Os meus olhos não perdiam a perdiz que rápida se afastava, ouvi perfeitamente o silvo por cima de mim e de repente a pancada e penas no ar. Isto tudo à minha frente, talvez a uns cento e cinquenta metros. Quando lá cheguei já o falcão desplumava a presa morta e na cara do David, um sorriso de alívio e dever cumprido.
Pela minha parte deitava os bofes pela boca.
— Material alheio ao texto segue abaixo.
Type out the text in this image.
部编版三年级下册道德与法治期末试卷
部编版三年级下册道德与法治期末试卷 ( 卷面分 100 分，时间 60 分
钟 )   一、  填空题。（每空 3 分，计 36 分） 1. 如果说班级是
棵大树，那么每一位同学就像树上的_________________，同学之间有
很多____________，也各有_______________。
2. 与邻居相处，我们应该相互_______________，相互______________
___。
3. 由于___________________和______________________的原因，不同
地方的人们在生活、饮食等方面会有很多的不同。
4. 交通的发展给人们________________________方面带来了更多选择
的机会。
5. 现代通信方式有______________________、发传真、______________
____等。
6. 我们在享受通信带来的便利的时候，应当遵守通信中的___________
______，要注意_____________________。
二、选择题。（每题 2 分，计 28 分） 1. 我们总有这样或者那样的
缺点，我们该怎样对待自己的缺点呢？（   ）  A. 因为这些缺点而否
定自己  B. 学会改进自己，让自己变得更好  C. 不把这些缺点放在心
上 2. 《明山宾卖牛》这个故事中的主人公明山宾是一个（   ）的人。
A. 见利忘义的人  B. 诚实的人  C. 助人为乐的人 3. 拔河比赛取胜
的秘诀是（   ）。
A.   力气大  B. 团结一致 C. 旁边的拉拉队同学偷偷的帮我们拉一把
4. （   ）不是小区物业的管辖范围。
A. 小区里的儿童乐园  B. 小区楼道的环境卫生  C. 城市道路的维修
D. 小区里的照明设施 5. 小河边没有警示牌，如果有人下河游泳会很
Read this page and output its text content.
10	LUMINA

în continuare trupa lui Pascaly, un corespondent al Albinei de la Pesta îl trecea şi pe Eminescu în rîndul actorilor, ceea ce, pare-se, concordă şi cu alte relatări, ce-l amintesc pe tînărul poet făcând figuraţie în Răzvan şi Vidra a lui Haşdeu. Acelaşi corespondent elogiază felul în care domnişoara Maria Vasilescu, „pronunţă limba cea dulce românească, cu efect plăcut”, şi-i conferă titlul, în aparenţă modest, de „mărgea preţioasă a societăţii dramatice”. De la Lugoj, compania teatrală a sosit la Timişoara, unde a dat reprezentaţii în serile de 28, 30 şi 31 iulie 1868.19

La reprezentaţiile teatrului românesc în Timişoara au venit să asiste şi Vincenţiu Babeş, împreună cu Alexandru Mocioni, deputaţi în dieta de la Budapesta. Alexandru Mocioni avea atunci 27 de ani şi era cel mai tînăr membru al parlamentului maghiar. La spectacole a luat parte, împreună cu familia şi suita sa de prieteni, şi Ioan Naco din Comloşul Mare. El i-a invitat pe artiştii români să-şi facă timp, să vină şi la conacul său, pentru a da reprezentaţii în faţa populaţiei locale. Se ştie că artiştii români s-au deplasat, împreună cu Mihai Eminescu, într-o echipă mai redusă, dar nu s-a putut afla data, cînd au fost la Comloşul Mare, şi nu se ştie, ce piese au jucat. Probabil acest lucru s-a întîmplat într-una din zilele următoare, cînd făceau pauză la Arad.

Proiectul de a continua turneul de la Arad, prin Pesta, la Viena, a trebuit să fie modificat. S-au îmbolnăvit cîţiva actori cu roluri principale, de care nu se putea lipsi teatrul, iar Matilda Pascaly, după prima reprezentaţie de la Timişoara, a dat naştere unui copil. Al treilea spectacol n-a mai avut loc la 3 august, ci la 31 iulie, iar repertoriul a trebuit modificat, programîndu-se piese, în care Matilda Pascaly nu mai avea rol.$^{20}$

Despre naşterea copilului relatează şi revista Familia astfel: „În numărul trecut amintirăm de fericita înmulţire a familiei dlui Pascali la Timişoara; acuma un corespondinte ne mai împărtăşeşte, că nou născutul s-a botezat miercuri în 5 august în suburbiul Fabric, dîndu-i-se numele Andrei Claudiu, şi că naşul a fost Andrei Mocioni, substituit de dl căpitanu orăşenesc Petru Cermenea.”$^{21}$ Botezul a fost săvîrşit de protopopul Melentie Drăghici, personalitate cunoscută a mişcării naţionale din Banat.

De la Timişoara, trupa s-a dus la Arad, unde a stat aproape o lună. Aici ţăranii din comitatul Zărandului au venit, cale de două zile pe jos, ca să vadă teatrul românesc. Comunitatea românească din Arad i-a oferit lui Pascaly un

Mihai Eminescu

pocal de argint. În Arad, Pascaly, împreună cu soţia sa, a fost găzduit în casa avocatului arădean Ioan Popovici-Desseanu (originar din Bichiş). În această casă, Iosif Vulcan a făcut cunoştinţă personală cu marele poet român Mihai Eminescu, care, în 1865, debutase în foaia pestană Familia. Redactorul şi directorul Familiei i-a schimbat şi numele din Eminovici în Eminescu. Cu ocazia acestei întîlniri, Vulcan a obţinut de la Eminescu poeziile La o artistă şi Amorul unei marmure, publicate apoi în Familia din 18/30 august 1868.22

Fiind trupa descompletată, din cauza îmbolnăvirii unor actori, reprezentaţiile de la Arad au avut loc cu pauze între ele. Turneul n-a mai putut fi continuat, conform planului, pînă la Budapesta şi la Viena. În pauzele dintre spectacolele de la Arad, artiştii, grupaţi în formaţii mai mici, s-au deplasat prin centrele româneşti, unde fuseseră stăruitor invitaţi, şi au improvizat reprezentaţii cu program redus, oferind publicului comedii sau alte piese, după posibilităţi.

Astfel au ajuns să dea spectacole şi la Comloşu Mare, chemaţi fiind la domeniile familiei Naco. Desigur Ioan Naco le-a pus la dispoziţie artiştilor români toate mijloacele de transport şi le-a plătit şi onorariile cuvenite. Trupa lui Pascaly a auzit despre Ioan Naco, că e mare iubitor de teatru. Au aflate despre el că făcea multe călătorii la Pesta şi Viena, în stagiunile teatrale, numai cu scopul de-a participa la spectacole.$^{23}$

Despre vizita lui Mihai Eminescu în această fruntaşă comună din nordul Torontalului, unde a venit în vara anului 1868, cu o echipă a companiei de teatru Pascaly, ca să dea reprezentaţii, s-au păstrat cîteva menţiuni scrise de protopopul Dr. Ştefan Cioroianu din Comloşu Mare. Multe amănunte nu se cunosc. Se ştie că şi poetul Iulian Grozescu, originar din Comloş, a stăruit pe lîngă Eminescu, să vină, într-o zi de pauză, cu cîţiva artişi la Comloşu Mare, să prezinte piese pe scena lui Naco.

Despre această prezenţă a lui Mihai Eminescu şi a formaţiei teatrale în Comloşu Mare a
Nestas, como em outras lides, os maços de tabaco pesam!”
A manhã quase findava quando finalmente entramos na Herdade da Gravía perto de Baleizão e o dia estava perfeito, fresco, sol sem nuvens, pouco vento, Dezembro ía já a meio.
Finalmente depois de trinta anos de paixão por estas aves, e depois de quatro anos a trabalhar com elas, “finalmente” assisti no campo a um lance real de falcão a perdiz selvagem. Homem, ave, cão, presa e campo. Foi indescritível e por muitos anos guardarei as imagens. O ambiente de equipe, pré, durante e pós caçada. A busca e vigia às perdizes, o cerco e aproximação cara ao vento, a Sevilha a trabalhar, o lance dos falcões, as saudáveis distancias percorridas, o alegre cansaço, a satisfação de ter cooperado e assistido a imagens de tão rara beleza e de tão alto grau de dificuldade que me fazem sentir um previlegiado.
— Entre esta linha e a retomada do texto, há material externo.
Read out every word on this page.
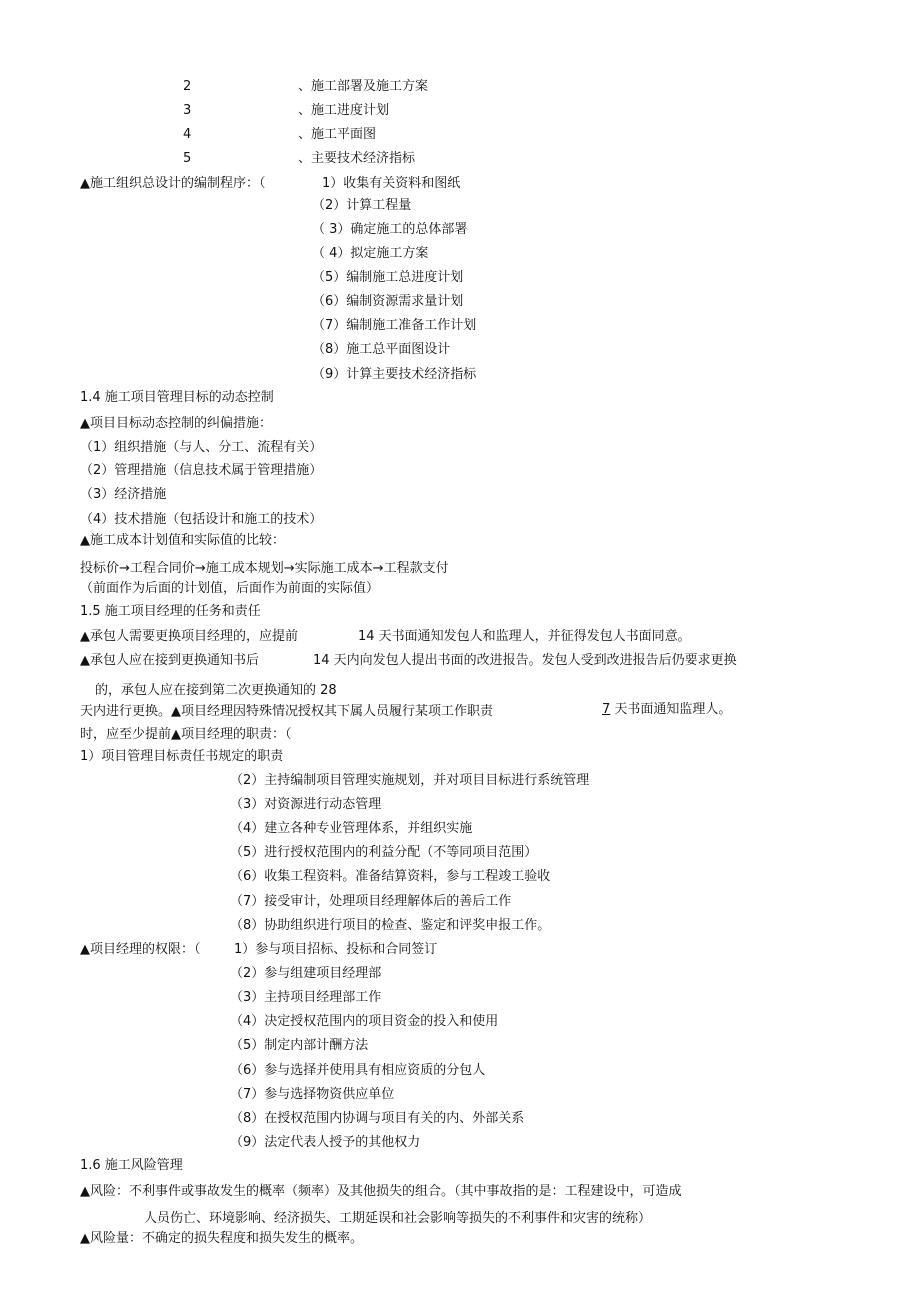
2	、施工部署及施工方案
3	、施工进度计划
4	、施工平面图
5	、主要技术经济指标
▲施工组织总设计的编制程序：（	1）收集有关资料和图纸
（2）计算工程量
（ 3）确定施工的总体部署
（ 4）拟定施工方案
（5）编制施工总进度计划
（6）编制资源需求量计划
（7）编制施工准备工作计划
（8）施工总平面图设计
（9）计算主要技术经济指标
1.4 施工项目管理目标的动态控制
▲项目目标动态控制的纠偏措施：
（1）组织措施（与人、分工、流程有关）
（2）管理措施（信息技术属于管理措施）
（3）经济措施
（4）技术措施（包括设计和施工的技术）
▲施工成本计划值和实际值的比较：
投标价→工程合同价→施工成本规划→实际施工成本→工程款支付
（前面作为后面的计划值，后面作为前面的实际值）
1.5 施工项目经理的任务和责任
▲承包人需要更换项目经理的，应提前	14 天书面通知发包人和监理人，并征得发包人书面同意。
▲承包人应在接到更换通知书后	14 天内向发包人提出书面的改进报告。发包人受到改进报告后仍要求更换
的，承包人应在接到第二次更换通知的 28
天内进行更换。▲项目经理因特殊情况授权其下属人员履行某项工作职责	7 天书面通知监理人。
时，应至少提前▲项目经理的职责：（
1）项目管理目标责任书规定的职责
（2）主持编制项目管理实施规划，并对项目目标进行系统管理
（3）对资源进行动态管理
（4）建立各种专业管理体系，并组织实施
（5）进行授权范围内的利益分配（不等同项目范围）
（6）收集工程资料。准备结算资料，参与工程竣工验收
（7）接受审计，处理项目经理解体后的善后工作
（8）协助组织进行项目的检查、鉴定和评奖申报工作。
▲项目经理的权限：（	1）参与项目招标、投标和合同签订
（2）参与组建项目经理部
（3）主持项目经理部工作
（4）决定授权范围内的项目资金的投入和使用
（5）制定内部计酬方法
（6）参与选择并使用具有相应资质的分包人
（7）参与选择物资供应单位
（8）在授权范围内协调与项目有关的内、外部关系
（9）法定代表人授予的其他权力
1.6 施工风险管理
▲风险：不利事件或事故发生的概率（频率）及其他损失的组合。（其中事故指的是：工程建设中，可造成
人员伤亡、环境影响、经济损失、工期延误和社会影响等损失的不利事件和灾害的统称）
▲风险量：不确定的损失程度和损失发生的概率。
Nestes dois dias voámos seis aves; A minha Marquesa imberbe e jovial, muito sacre e pouco Gerifalte híbrida, a peregrina do David (que nestes dois dias ganhou a medalha de “eficácia”), os peregrinos do Hugo e do Lino e os dois peregrinos do António. O terreno intercalava plano com ondulado, aqui e ali com oliveiras velhas e maroiços de pedra onde as perdizes se acoitavam. Os falcões subiram entre os cinquenta e os oitenta metros, o que se veio a revelar a altitude certa para o tipo de terreno / presa.
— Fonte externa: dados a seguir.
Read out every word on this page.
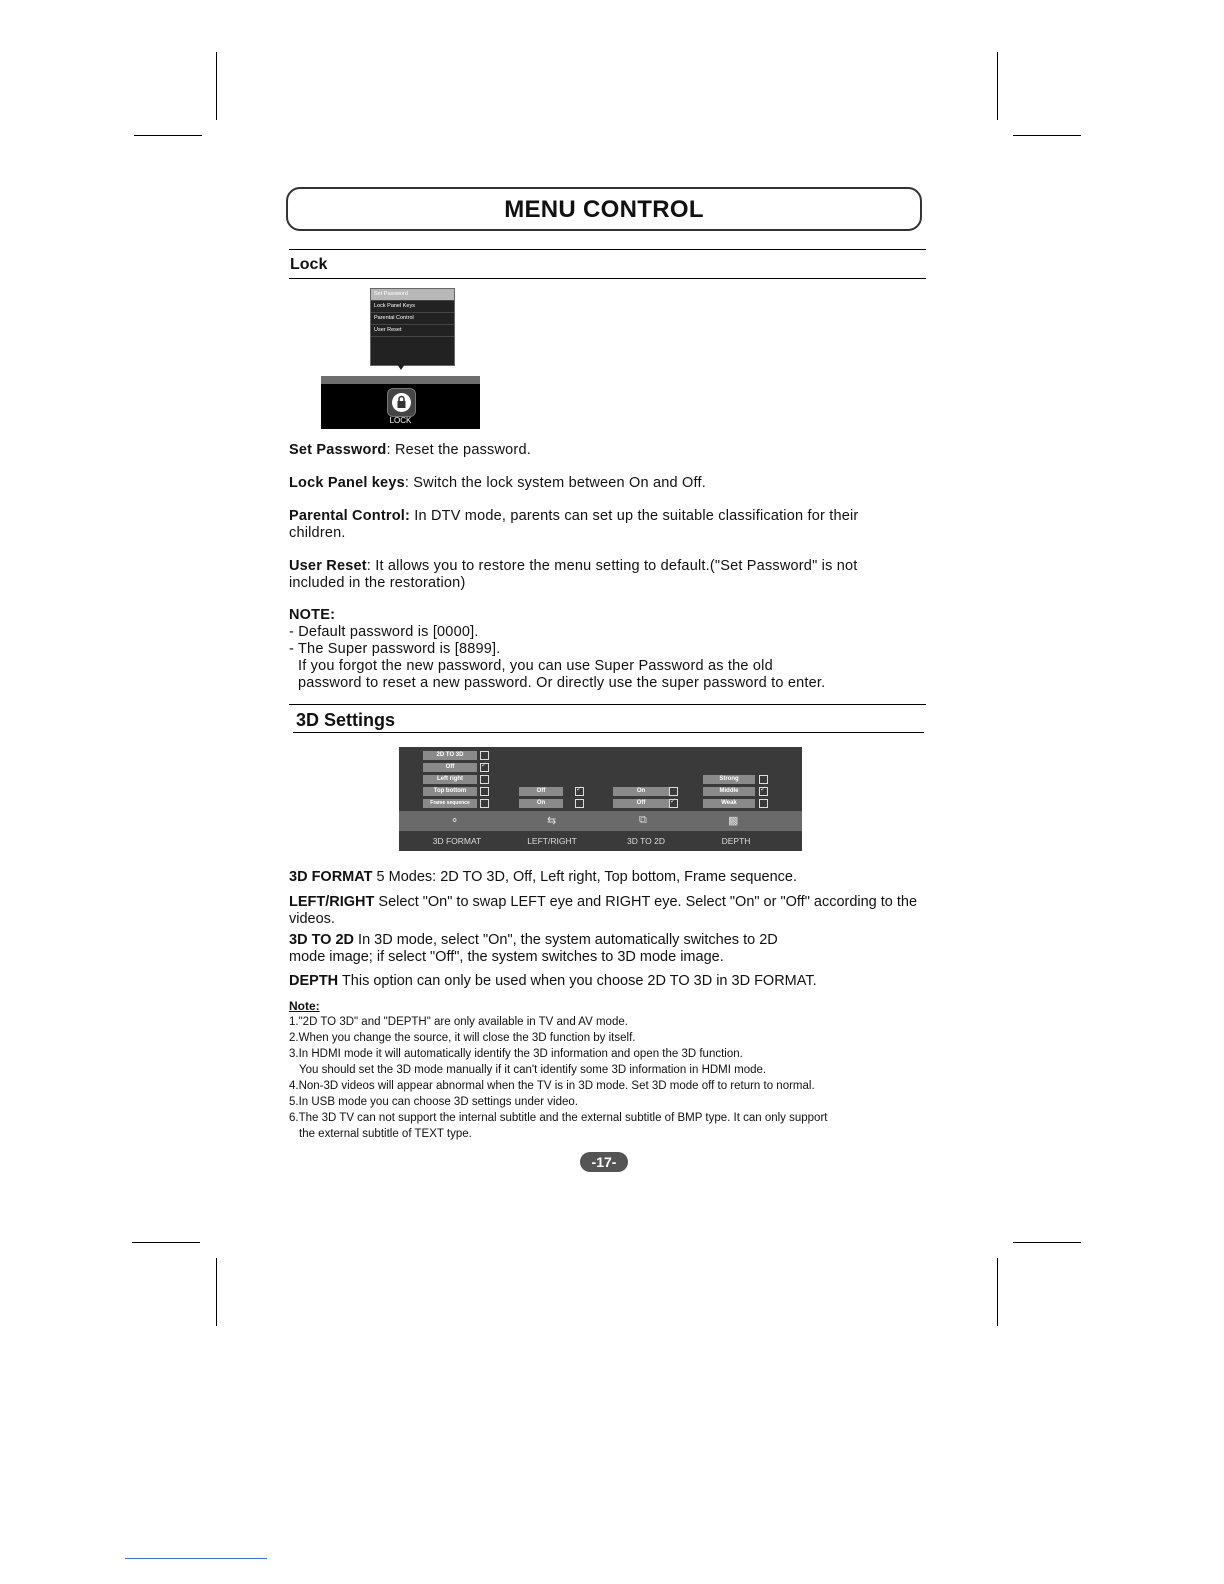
MENU CONTROL
Lock
Set Password
Lock Panel Keys
Parental Control
User Reset
LOCK
Set Password: Reset the password.
Lock Panel keys: Switch the lock system between On and Off.
Parental Control: In DTV mode, parents can set up the suitable classification for their children.
User Reset: It allows you to restore the menu setting to default.("Set Password" is not included in the restoration)
NOTE:
- Default password is [0000].
- The Super password is [8899].
If you forgot the new password, you can use Super Password as the old
password to reset a new password. Or directly use the super password to enter.
3D Settings
2D TO 3D
Off
✓
Left right
Top bottom
Frame sequence
Off
✓
On
On
Off
✓
Strong
Middle
✓
Weak
⚬	⇆	⧉	▩
3D FORMAT	LEFT/RIGHT	3D TO 2D	DEPTH
3D FORMAT 5 Modes: 2D TO 3D, Off, Left right, Top bottom, Frame sequence.
LEFT/RIGHT Select "On" to swap LEFT eye and RIGHT eye. Select "On" or "Off" according to the videos.
3D TO 2D In 3D mode, select "On", the system automatically switches to 2D mode image; if select "Off", the system switches to 3D mode image.
DEPTH This option can only be used when you choose 2D TO 3D in 3D FORMAT.
Note:
1."2D TO 3D" and "DEPTH" are only available in TV and AV mode.
2.When you change the source, it will close the 3D function by itself.
3.In HDMI mode it will automatically identify the 3D information and open the 3D function.
You should set the 3D mode manually if it can't identify some 3D information in HDMI mode.
4.Non-3D videos will appear abnormal when the TV is in 3D mode. Set 3D mode off to return to normal.
5.In USB mode you can choose 3D settings under video.
6.The 3D TV can not support the internal subtitle and the external subtitle of BMP type. It can only support
the external subtitle of TEXT type.
-17-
O 4X4 do António seguia na frente até que fez sinal de perdizes. Circundámos o bando e soltei a Marquesa no ar, demorou um pouco a colocar-se, as perdizes estavam debaixo de umas oliveiras, a Sevilha apontava à espera, avançámos, sai a primeira perdiz que levanta, a Marquesa pica, a perdiz acoita-se e explodem mais seis em todas as direções. A Marquesa desnorteou-se e decide voltar à perdiz acoitada (entretanto este comportamento tornou-se padrão) que entretanto desaparece. Três tornos no sítio e lá vai ela tomar altura novamente; A cadela amarra de novo, a Marquesa à espera e avançamos. A perdiz salta baixa e a Marquesa pica e segue na cauda até longe onde deixamos de perceber o que se passa.
Vejo-a subir por cima da oliveira e ficar aos tornos a assinalar. Toca a correr. A perdiz estava debaixo de uma pedra aterrorizada, apanho-a e avanço para o meio do campo para a soltar na tentativa de voltarmos ao lance.
Com a Marquesa à espera lá em cima, atiro a perdiz ao ar, mas ela cai no chão como se estivesse morta e a Sevilha encarregou-se de lhe fazer uns mimos. Dou o dia por encerrado para a Marquesa e recolho-a. Contrariamente às minhas expectativas até se portou muito bem. Só muitos dias mais tarde me apercebo de que os vários escapes capturados no chão a “ensinaram” a perseguir na tentativa de que a presa poise e seja assim cobrada. Mau número!
Continuámos e a “piéce de resistence” ainda estava para vir. Às tantas deparo-me com uma cabeça e pescoço alto a espreitar escondida no restolho lá no meio do campo. Um sisão!? O António já o tinha visto e fazia-me sinal de longe. Seguimos por detrás de um combro para tomar posição. A última ave que faltava voar era o terçó peregrino juvenil do António, teoricamente sem hipótese de capturar, mas como o que nos impele não será tanto as capturas, mas o “todo” do lance, a solta do falcão, a subida, a espera, a coragem, o cão “amarrado”, o timing, o picado com ou mesmo sem contacto, no fundo o conjugar destes items todos.
Era o primeiro sisão deste falcão e veio com a alma toda, o sisão levanta baixo mas em crescendo acelerado, o falcão pica e entra na “cola” em perseguição até que sente na pele o poder de ascenção do sisão e dá a volta para trás. Entretanto a Sevilha novamente amarrada com outro (sim eram dois) que resolveu levantar da cama antes que o falcão se posicionasse outra vez; Ainda nos concedeu um picado oblíquo lá de longe mas obviamente já sem hipótese. Valentíssimo falcão que me fez vibrar de um forma que eu não estava à espera.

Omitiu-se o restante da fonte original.